J Pediatr Gastroenterol Nutr. 2011 Jul;53(1):61-4.

phase II randomized, investigator-blinded, parallel-group pilot study

16 infants with CF and PI, 6 to 30 months of age

The study design included a run-in period (days 1-5) and an experimental period (days 6-11). Pancrelipase microtablets (2-mm, enteric coated) were provided orally. 500 U lipase/kg/meal for 5 days (baseline period). Subsequently, subjects were randomly assigned to 1 of 4 treatment groups (each n = 4), receiving 500, 1000, 1500, or 2000 U (Ph. EUR) of lipase/kg/meal, respectively, for 5 days (experimental period).

The primary endpoint was medication efficacy assessed by the 72-hour fecal fat excretion, expressed as coefficient of fecal fat absorption (CFA), and 13C mixed triglyceride breath test. Secondary endpoints were safety and palatability.
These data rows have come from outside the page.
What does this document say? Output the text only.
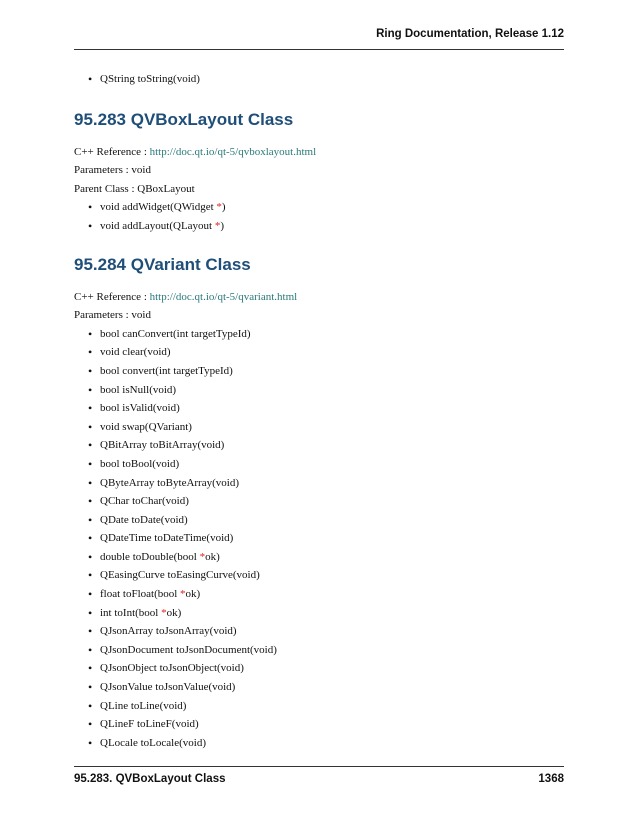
Ring Documentation, Release 1.12
• QString toString(void)
95.283 QVBoxLayout Class

C++ Reference : http://doc.qt.io/qt-5/qvboxlayout.html

Parameters : void

Parent Class : QBoxLayout

• void addWidget(QWidget *)
• void addLayout(QLayout *)
95.284 QVariant Class

C++ Reference : http://doc.qt.io/qt-5/qvariant.html

Parameters : void

• bool canConvert(int targetTypeId)
• void clear(void)
• bool convert(int targetTypeId)
• bool isNull(void)
• bool isValid(void)
• void swap(QVariant)
• QBitArray toBitArray(void)
• bool toBool(void)
• QByteArray toByteArray(void)
• QChar toChar(void)
• QDate toDate(void)
• QDateTime toDateTime(void)
• double toDouble(bool *ok)
• QEasingCurve toEasingCurve(void)
• float toFloat(bool *ok)
• int toInt(bool *ok)
• QJsonArray toJsonArray(void)
• QJsonDocument toJsonDocument(void)
• QJsonObject toJsonObject(void)
• QJsonValue toJsonValue(void)
• QLine toLine(void)
• QLineF toLineF(void)
• QLocale toLocale(void)
95.283. QVBoxLayout Class	1368
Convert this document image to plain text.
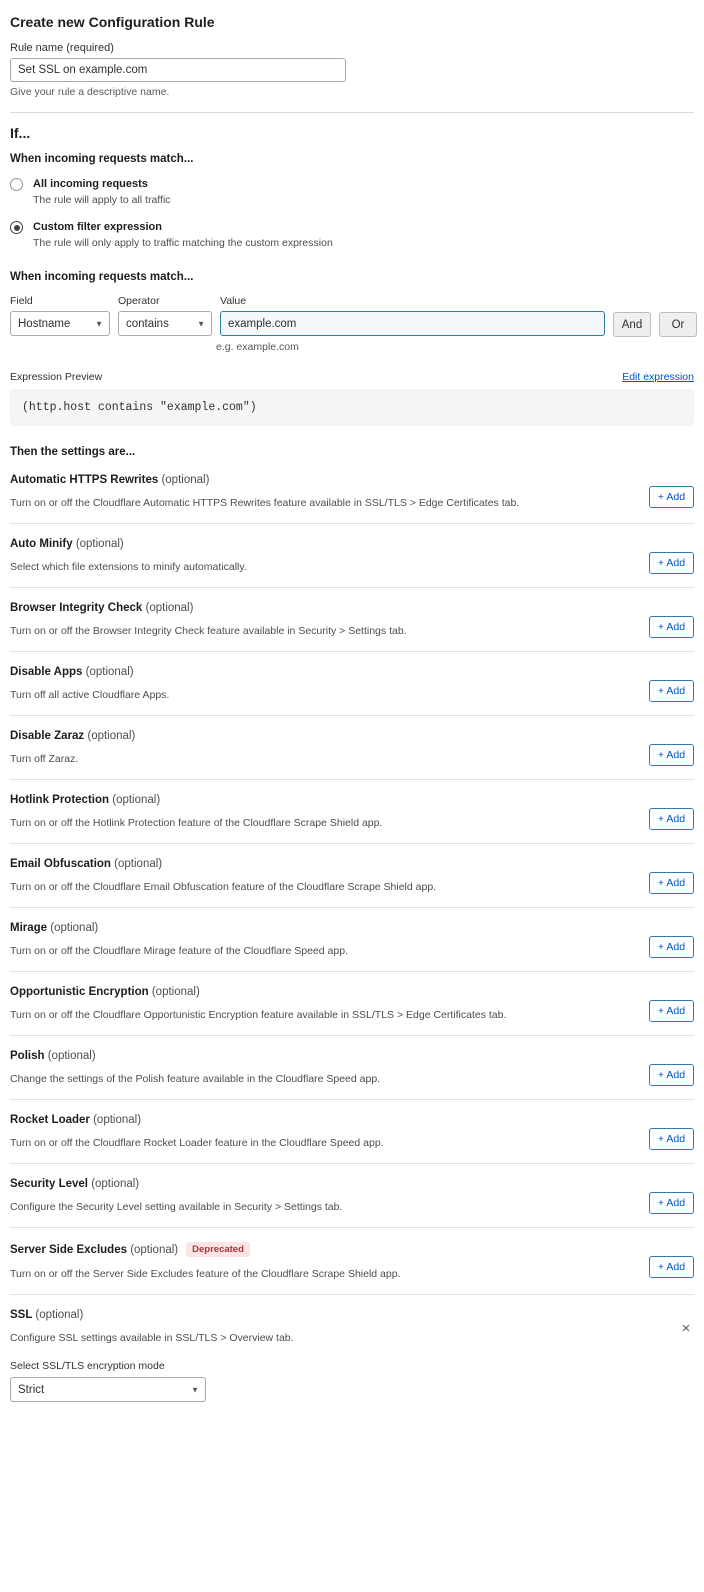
Create new Configuration Rule
Rule name (required)
Set SSL on example.com
Give your rule a descriptive name.
If...
When incoming requests match...
All incoming requests
The rule will apply to all traffic
Custom filter expression
The rule will only apply to traffic matching the custom expression
When incoming requests match...
Field
Hostname
▼
Operator
contains
▼
Value
example.com
And	Or
e.g. example.com
Expression Preview	Edit expression
(http.host contains "example.com")
Then the settings are...
Automatic HTTPS Rewrites (optional)
Turn on or off the Cloudflare Automatic HTTPS Rewrites feature available in SSL/TLS > Edge Certificates tab.	+ Add
Auto Minify (optional)
Select which file extensions to minify automatically.	+ Add
Browser Integrity Check (optional)
Turn on or off the Browser Integrity Check feature available in Security > Settings tab.	+ Add
Disable Apps (optional)
Turn off all active Cloudflare Apps.	+ Add
Disable Zaraz (optional)
Turn off Zaraz.	+ Add
Hotlink Protection (optional)
Turn on or off the Hotlink Protection feature of the Cloudflare Scrape Shield app.	+ Add
Email Obfuscation (optional)
Turn on or off the Cloudflare Email Obfuscation feature of the Cloudflare Scrape Shield app.	+ Add
Mirage (optional)
Turn on or off the Cloudflare Mirage feature of the Cloudflare Speed app.	+ Add
Opportunistic Encryption (optional)
Turn on or off the Cloudflare Opportunistic Encryption feature available in SSL/TLS > Edge Certificates tab.	+ Add
Polish (optional)
Change the settings of the Polish feature available in the Cloudflare Speed app.	+ Add
Rocket Loader (optional)
Turn on or off the Cloudflare Rocket Loader feature in the Cloudflare Speed app.	+ Add
Security Level (optional)
Configure the Security Level setting available in Security > Settings tab.	+ Add
Server Side Excludes (optional) Deprecated
Turn on or off the Server Side Excludes feature of the Cloudflare Scrape Shield app.
+ Add
SSL (optional)
Configure SSL settings available in SSL/TLS > Overview tab.
×
Select SSL/TLS encryption mode
Strict
▼
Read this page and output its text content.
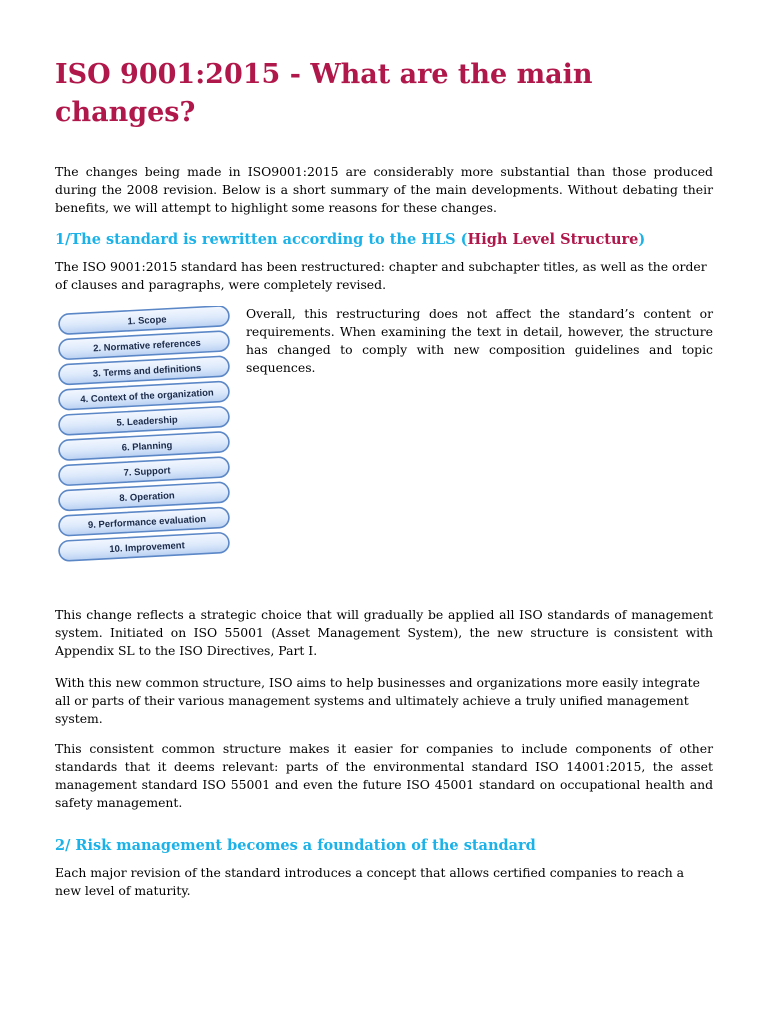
ISO 9001:2015 - What are the main changes?

The changes being made in ISO9001:2015 are considerably more substantial than those produced during the 2008 revision. Below is a short summary of the main developments. Without debating their benefits, we will attempt to highlight some reasons for these changes.

1/The standard is rewritten according to the HLS (High Level Structure)

The ISO 9001:2015 standard has been restructured: chapter and subchapter titles, as well as the order of clauses and paragraphs, were completely revised.

1. Scope
2. Normative references
3. Terms and definitions
4. Context of the organization
5. Leadership
6. Planning
7. Support
8. Operation
9. Performance evaluation
10. Improvement

Overall, this restructuring does not affect the standard’s content or requirements. When examining the text in detail, however, the structure has changed to comply with new composition guidelines and topic sequences.

This change reflects a strategic choice that will gradually be applied all ISO standards of management system. Initiated on ISO 55001 (Asset Management System), the new structure is consistent with Appendix SL to the ISO Directives, Part I.

With this new common structure, ISO aims to help businesses and organizations more easily integrate all or parts of their various management systems and ultimately achieve a truly unified management system.

This consistent common structure makes it easier for companies to include components of other standards that it deems relevant: parts of the environmental standard ISO 14001:2015, the asset management standard ISO 55001 and even the future ISO 45001 standard on occupational health and safety management.

2/ Risk management becomes a foundation of the standard

Each major revision of the standard introduces a concept that allows certified companies to reach a new level of maturity.
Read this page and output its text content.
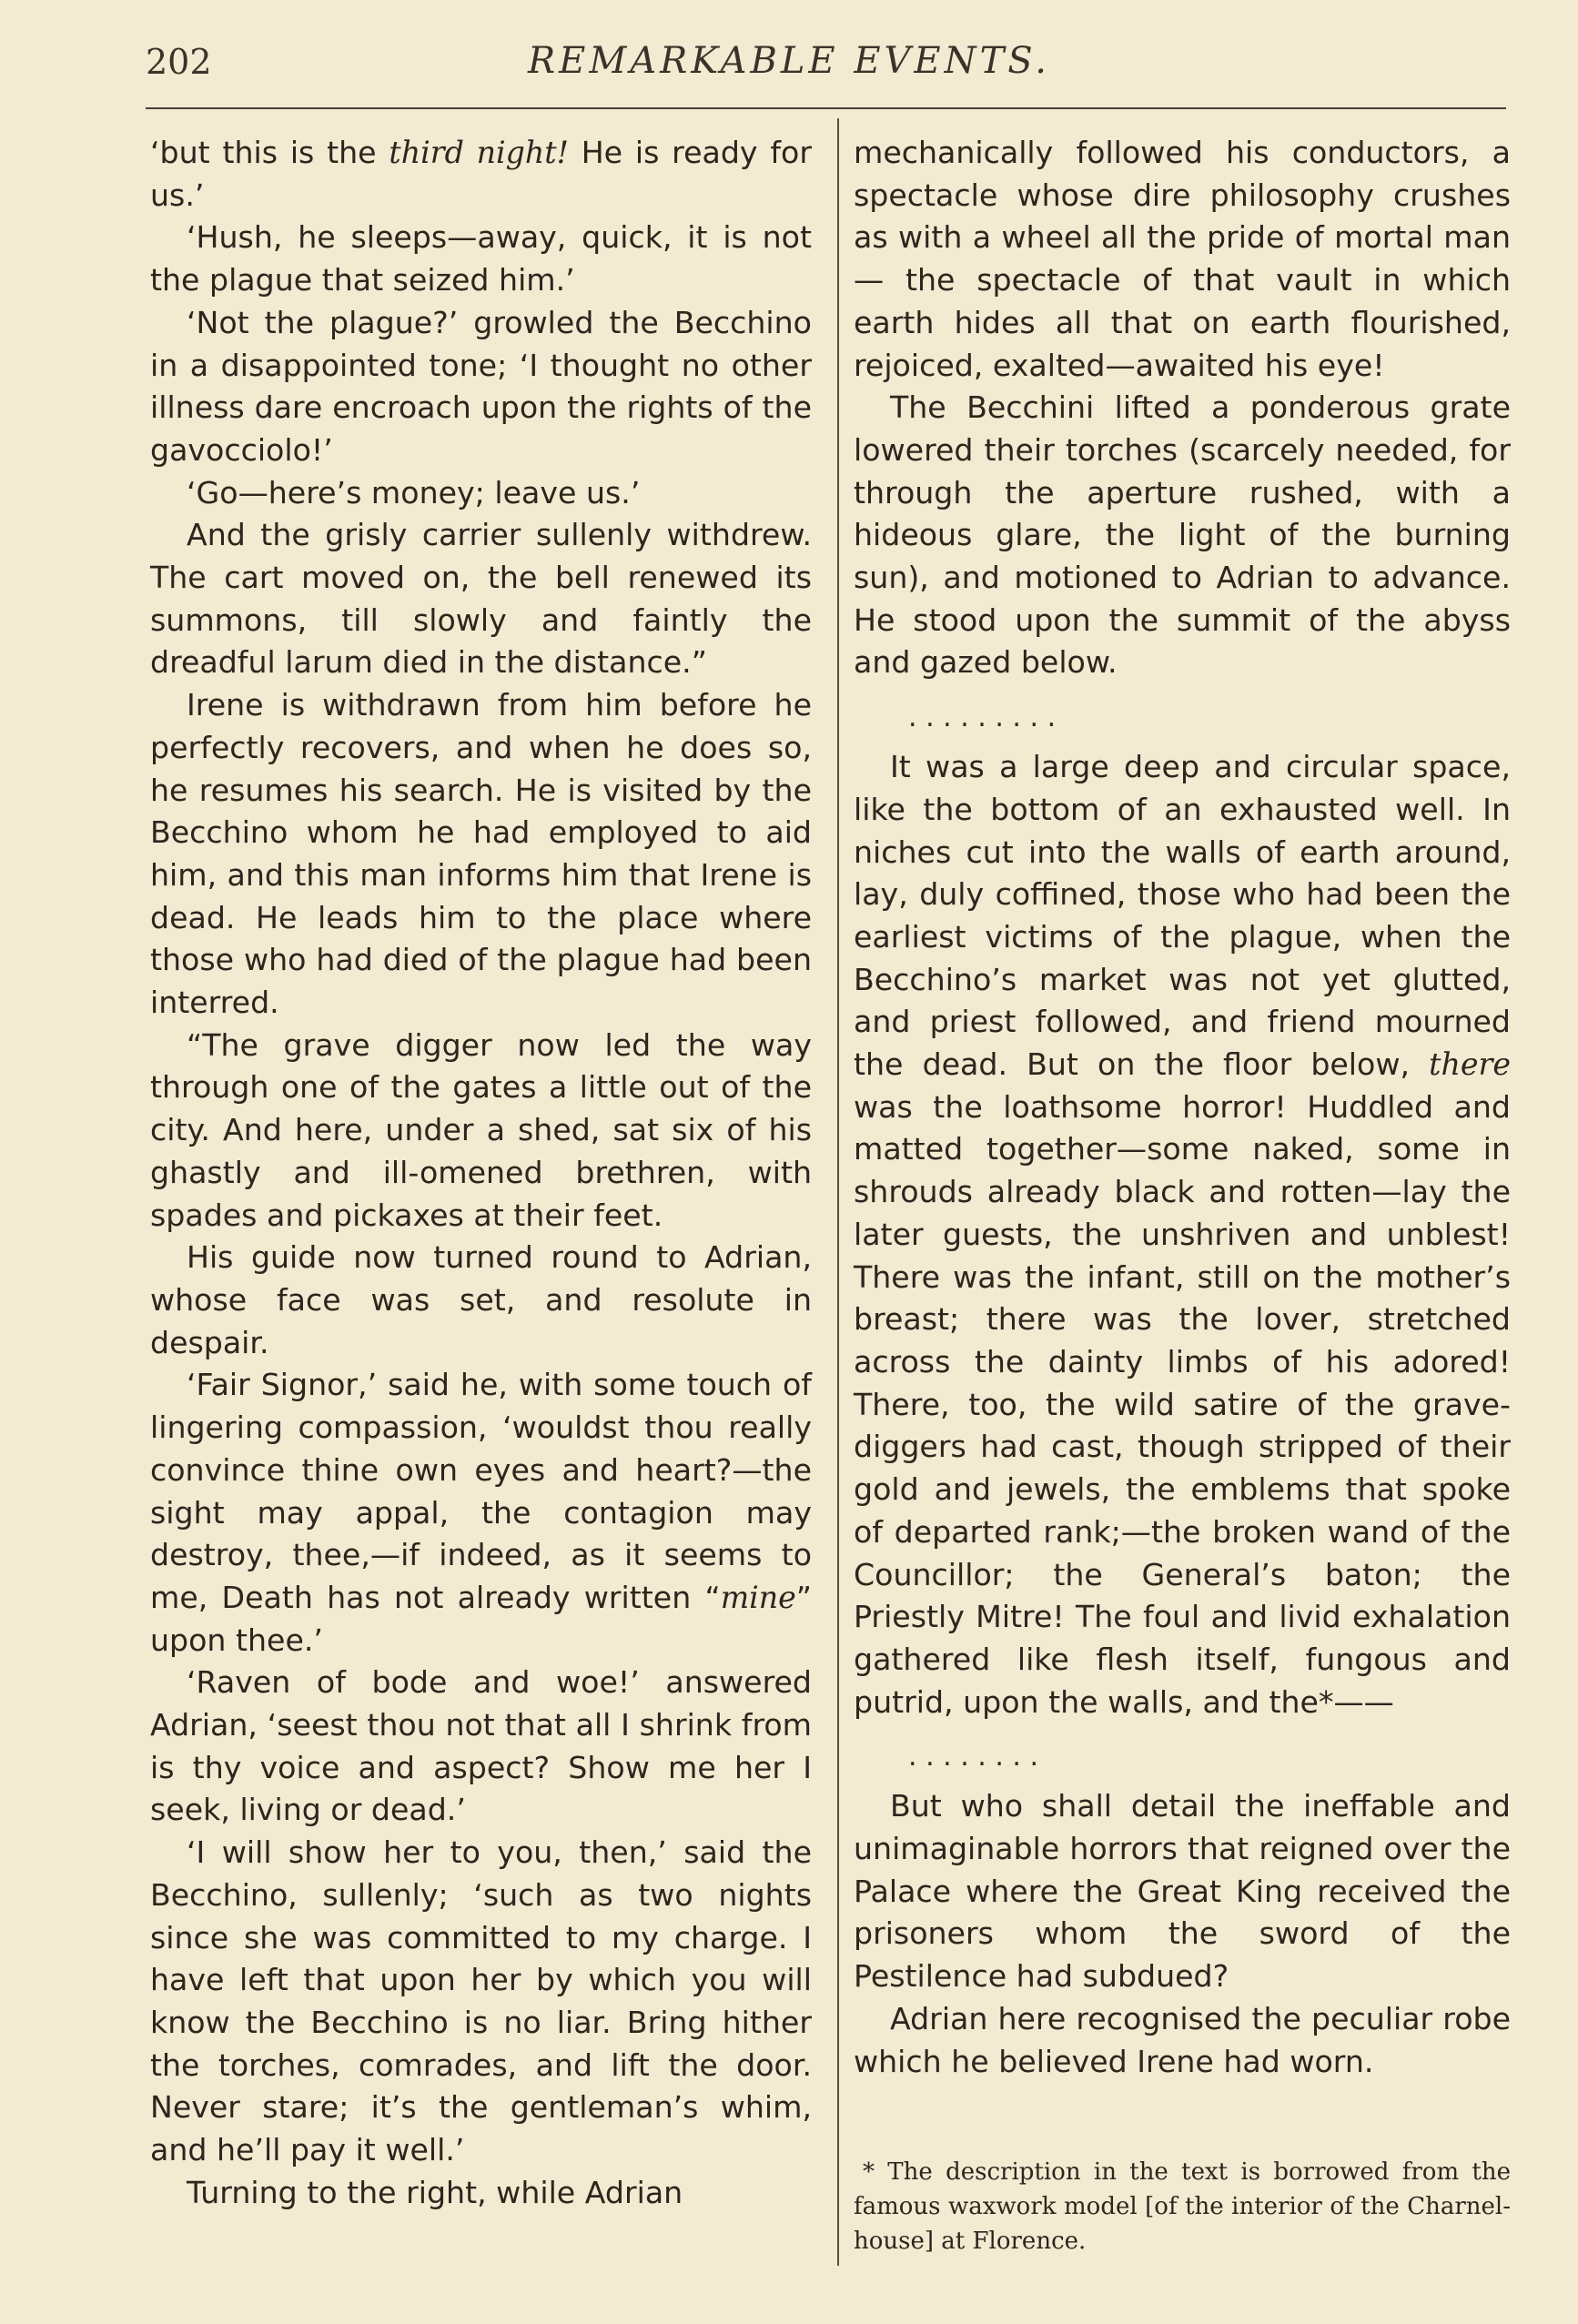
202	REMARKABLE EVENTS.

‘but this is the third night! He is ready for us.’

‘Hush, he sleeps—away, quick, it is not the plague that seized him.’

‘Not the plague?’ growled the Becchino in a disappointed tone; ‘I thought no other illness dare encroach upon the rights of the gavocciolo!’

‘Go—here’s money; leave us.’

And the grisly carrier sullenly withdrew. The cart moved on, the bell renewed its summons, till slowly and faintly the dreadful larum died in the distance.”

Irene is withdrawn from him before he perfectly recovers, and when he does so, he resumes his search. He is visited by the Becchino whom he had employed to aid him, and this man informs him that Irene is dead. He leads him to the place where those who had died of the plague had been interred.

“The grave digger now led the way through one of the gates a little out of the city. And here, under a shed, sat six of his ghastly and ill-omened brethren, with spades and pickaxes at their feet.

His guide now turned round to Adrian, whose face was set, and resolute in despair.

‘Fair Signor,’ said he, with some touch of lingering compassion, ‘wouldst thou really convince thine own eyes and heart?—the sight may appal, the contagion may destroy, thee,—if indeed, as it seems to me, Death has not already written “mine” upon thee.’

‘Raven of bode and woe!’ answered Adrian, ‘seest thou not that all I shrink from is thy voice and aspect? Show me her I seek, living or dead.’

‘I will show her to you, then,’ said the Becchino, sullenly; ‘such as two nights since she was committed to my charge. I have left that upon her by which you will know the Becchino is no liar. Bring hither the torches, comrades, and lift the door. Never stare; it’s the gentleman’s whim, and he’ll pay it well.’

Turning to the right, while Adrian

mechanically followed his conductors, a spectacle whose dire philosophy crushes as with a wheel all the pride of mortal man — the spectacle of that vault in which earth hides all that on earth flourished, rejoiced, exalted—awaited his eye!

The Becchini lifted a ponderous grate lowered their torches (scarcely needed, for through the aperture rushed, with a hideous glare, the light of the burning sun), and motioned to Adrian to advance. He stood upon the summit of the abyss and gazed below.

. . . . . . . . .

It was a large deep and circular space, like the bottom of an exhausted well. In niches cut into the walls of earth around, lay, duly coffined, those who had been the earliest victims of the plague, when the Becchino’s market was not yet glutted, and priest followed, and friend mourned the dead. But on the floor below, there was the loathsome horror! Huddled and matted together—some naked, some in shrouds already black and rotten—lay the later guests, the unshriven and unblest! There was the infant, still on the mother’s breast; there was the lover, stretched across the dainty limbs of his adored! There, too, the wild satire of the grave-diggers had cast, though stripped of their gold and jewels, the emblems that spoke of departed rank;—the broken wand of the Councillor; the General’s baton; the Priestly Mitre! The foul and livid exhalation gathered like flesh itself, fungous and putrid, upon the walls, and the*——

. . . . . . . .

But who shall detail the ineffable and unimaginable horrors that reigned over the Palace where the Great King received the prisoners whom the sword of the Pestilence had subdued?

Adrian here recognised the peculiar robe which he believed Irene had worn.

* The description in the text is borrowed from the famous waxwork model [of the interior of the Charnel-house] at Florence.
Overall compliance, defined as used study medication, was 89% to 99% for the entire study. None of the 4 dose regimens significantly influenced the CFA, relative to the baseline period (median range 83%-93%). During the run-in period the median cumulative % 13C was 11 (range -8 to 59). After randomization the median cumulative % 13C was 18 (range 14-23) in the 500-U, 14 (range -1 to 17) in the 1000-U, 10 (range 10-27) in the 1500-U, and 3 (range 1-49) in the 2000-U groups. Palatability was scored fair to good by the parents in each of the treatment groups. Gastrointestinal symptoms were reported in some patients, including common adverse events reported in clinical trials involving pancreatic enzyme therapy. No serious or other adverse events were reported.

Treatment with Pancrease MT at a dosage of 500 U lipase/kg/meal resulted in a CFA of approximately 89% in pediatric subjects ages 6 to 30 months with PI resulting from CF. Pancrease MT doses were well tolerated and mean palatability was scored as fair to good. Present results do not indicate that a dosage higher than 500 U (Ph. EUR) lipase/kg/meal increases the coefficient of fat absorption in a cohort of infants 6 to 30 months of age.